Vincentian shares successes, challenges of raising small ruminants
News
October 8, 2013

Vincentian shares successes, challenges of raising small ruminants

Tue Oct 08, 2013

GEORGETOWN, Guyana, October 7, 2013 – A Vincentian veterinarian who heads the country’s Sheep and Goat Society has shared with her regional colleagues some of the successes and challenges of producing small ruminants in St Vincent and the Grenadines (SVG).{{more}}

“We are quite proactive and quite active,” Dr Colleen Phillips told a Caribbean Week of Agriculture workshop on imperatives for the small ruminant industry in the Caribbean, on Sunday.

She said that over the last three years, her group has had many activities regarding housing and waste management in the small ruminants sector.

She said that 31 small farmers meet once a month to discuss new topics relating to the rearing of sheep and goat.

“And I will tell you the farmers are hungry for information about how to go about producing a proper small ruminant animal,” she said.

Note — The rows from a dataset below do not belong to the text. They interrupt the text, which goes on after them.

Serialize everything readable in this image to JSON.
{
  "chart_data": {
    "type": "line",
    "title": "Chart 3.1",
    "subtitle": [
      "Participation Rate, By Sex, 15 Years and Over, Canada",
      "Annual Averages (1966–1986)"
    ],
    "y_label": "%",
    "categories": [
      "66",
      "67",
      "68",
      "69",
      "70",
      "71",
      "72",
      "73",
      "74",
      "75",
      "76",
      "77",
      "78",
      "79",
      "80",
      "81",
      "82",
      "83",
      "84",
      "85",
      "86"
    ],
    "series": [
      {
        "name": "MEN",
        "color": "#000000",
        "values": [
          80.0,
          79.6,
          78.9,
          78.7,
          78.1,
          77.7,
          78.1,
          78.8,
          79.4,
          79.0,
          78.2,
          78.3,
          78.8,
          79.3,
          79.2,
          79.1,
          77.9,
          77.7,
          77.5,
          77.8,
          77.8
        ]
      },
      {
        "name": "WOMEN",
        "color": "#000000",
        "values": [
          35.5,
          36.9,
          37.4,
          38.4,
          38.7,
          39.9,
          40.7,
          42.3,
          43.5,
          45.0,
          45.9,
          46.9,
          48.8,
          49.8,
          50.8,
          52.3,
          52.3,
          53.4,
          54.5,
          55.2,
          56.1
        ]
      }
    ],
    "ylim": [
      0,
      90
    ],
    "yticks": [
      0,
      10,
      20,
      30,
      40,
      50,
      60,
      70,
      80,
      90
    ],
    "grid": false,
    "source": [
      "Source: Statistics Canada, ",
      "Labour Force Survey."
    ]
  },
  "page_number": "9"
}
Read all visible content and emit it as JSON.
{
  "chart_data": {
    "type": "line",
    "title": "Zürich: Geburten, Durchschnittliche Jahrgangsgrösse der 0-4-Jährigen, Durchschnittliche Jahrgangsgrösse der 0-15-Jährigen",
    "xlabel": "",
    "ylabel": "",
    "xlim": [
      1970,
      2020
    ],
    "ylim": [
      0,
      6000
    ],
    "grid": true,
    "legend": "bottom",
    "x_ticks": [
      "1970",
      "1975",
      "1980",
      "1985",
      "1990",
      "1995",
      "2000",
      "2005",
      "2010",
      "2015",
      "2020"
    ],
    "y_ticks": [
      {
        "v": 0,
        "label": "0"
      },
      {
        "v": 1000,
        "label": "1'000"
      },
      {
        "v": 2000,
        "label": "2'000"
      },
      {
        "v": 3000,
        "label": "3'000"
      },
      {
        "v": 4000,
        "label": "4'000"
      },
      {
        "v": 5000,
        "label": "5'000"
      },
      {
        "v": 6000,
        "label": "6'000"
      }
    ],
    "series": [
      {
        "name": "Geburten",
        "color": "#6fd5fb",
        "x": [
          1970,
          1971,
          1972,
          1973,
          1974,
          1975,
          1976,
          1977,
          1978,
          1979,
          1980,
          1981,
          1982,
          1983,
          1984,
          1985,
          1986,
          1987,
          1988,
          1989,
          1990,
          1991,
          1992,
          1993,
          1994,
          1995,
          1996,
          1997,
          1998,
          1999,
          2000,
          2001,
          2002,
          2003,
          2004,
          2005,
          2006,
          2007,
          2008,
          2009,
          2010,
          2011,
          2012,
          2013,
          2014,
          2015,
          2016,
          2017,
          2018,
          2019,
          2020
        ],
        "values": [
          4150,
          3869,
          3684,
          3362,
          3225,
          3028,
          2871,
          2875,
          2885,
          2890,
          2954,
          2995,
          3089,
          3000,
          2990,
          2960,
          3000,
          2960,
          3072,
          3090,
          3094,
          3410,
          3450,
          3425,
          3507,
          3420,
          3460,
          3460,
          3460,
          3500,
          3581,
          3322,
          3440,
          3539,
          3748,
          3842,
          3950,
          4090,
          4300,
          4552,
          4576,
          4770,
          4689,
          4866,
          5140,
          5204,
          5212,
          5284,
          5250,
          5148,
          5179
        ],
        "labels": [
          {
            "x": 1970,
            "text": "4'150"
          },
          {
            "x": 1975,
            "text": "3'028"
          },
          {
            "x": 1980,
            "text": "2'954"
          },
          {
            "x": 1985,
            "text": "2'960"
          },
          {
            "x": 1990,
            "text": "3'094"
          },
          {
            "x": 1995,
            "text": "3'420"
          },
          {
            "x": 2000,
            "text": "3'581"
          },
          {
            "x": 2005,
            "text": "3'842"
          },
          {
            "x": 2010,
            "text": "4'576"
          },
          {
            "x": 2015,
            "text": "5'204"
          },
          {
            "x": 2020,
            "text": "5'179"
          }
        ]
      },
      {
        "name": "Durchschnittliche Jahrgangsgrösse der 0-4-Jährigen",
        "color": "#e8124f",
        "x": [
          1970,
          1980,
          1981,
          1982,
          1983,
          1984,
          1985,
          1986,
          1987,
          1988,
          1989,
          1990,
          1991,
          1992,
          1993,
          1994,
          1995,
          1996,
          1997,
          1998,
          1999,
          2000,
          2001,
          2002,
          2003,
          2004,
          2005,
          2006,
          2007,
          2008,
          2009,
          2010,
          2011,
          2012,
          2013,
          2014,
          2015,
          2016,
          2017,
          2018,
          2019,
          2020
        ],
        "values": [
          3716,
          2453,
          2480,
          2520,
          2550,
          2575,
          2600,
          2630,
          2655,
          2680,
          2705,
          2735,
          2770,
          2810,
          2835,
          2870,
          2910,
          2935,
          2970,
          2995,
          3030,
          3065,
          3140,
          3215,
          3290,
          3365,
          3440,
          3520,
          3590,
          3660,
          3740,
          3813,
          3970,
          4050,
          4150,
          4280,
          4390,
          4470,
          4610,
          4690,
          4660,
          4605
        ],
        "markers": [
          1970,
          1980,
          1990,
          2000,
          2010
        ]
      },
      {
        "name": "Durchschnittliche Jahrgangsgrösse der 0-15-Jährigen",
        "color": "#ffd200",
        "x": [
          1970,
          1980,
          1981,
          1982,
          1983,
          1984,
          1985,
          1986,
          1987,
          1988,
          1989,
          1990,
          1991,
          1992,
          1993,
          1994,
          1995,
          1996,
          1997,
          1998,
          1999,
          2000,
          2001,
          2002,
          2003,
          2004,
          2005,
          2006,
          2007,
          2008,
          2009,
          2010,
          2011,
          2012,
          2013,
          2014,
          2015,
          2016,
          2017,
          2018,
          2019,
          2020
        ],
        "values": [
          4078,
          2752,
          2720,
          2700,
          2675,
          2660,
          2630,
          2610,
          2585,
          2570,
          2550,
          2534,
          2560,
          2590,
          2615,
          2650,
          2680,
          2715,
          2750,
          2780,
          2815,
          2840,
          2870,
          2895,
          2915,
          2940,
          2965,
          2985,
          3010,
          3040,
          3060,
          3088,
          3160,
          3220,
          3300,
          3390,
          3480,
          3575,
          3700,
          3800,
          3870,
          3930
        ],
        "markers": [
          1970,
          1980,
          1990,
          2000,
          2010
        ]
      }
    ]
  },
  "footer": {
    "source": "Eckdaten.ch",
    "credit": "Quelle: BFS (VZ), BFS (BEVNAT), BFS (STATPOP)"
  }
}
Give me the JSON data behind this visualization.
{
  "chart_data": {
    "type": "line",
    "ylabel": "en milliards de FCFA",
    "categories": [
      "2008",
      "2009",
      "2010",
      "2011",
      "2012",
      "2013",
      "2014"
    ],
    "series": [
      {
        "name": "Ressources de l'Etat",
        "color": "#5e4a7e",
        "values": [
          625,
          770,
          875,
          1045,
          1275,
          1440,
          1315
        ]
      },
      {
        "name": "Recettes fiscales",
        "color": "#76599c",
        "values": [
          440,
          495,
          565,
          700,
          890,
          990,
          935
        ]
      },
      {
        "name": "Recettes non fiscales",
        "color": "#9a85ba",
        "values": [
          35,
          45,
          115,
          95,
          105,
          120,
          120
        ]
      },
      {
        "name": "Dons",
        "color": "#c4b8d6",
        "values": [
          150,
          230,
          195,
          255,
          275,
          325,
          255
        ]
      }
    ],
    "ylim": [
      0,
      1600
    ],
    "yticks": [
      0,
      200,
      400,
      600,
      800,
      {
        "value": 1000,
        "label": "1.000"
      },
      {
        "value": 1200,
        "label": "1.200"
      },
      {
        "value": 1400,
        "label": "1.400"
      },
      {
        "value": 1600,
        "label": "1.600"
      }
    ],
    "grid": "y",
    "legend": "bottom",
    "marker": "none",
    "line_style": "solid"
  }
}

Phillips said that her group has a breeding programme, which includes a farmer who has 121 head of sheep and goats.

On average, farmers have about 75 animals, she said.

However, for breeding stock, farmers are encouraged to stick to 15 breeding ewes, because of land space, she said, noting the mountainous nature of SVG.

Phillips said that because of the problems with praedial larceny and stray dogs, farmers try to keep their flocks close to home.

She said that one member of her group lost 38 animals in one night in a dog attack, and 43 of another farmer’s 45 animals were stolen in one night.

“It’s really, really critical,” Phillips said.

“And while the farmers are very able and enthusiastic, they often become very discouraged when they are attacked that way and it is really a constant battle to try to motivate and reenergise after such a loss,” she further said.

She said that praedial larceny and dog attacks are particularly devastating to the sector, because the small ruminants are often the farmers’ only source of income.

“They do nothing but that,” Phillips said.

She said that the group has piloted a feeding lot programme that includes two farmers, one of whom raised a 7-month-old ram that weighed 100 pounds.

“On average, that is the sort of weight we were getting with just feed — legumes and grass,” she said, adding, “We know that is the way we can perform and we are now trying to get that programme spread across the entire farming community with regard to sheep and goats.”

She said a cluster programme has also been introduced and groups of farmers within communities are trained with a view to improving capacity building.

Phillips said, at the minimum, farmers are trained in proper animal husbandry, as it relates to small ruminants.

She further said that 84 persons meet every week and learn how to produce sheep and goats, with an emphasis on proper nutrition, proper animal husbandry, and proper breeding.

“And it is really an exciting time and farmers are asking if we can prolong the programme. So it’s exciting and things are happening,” she said.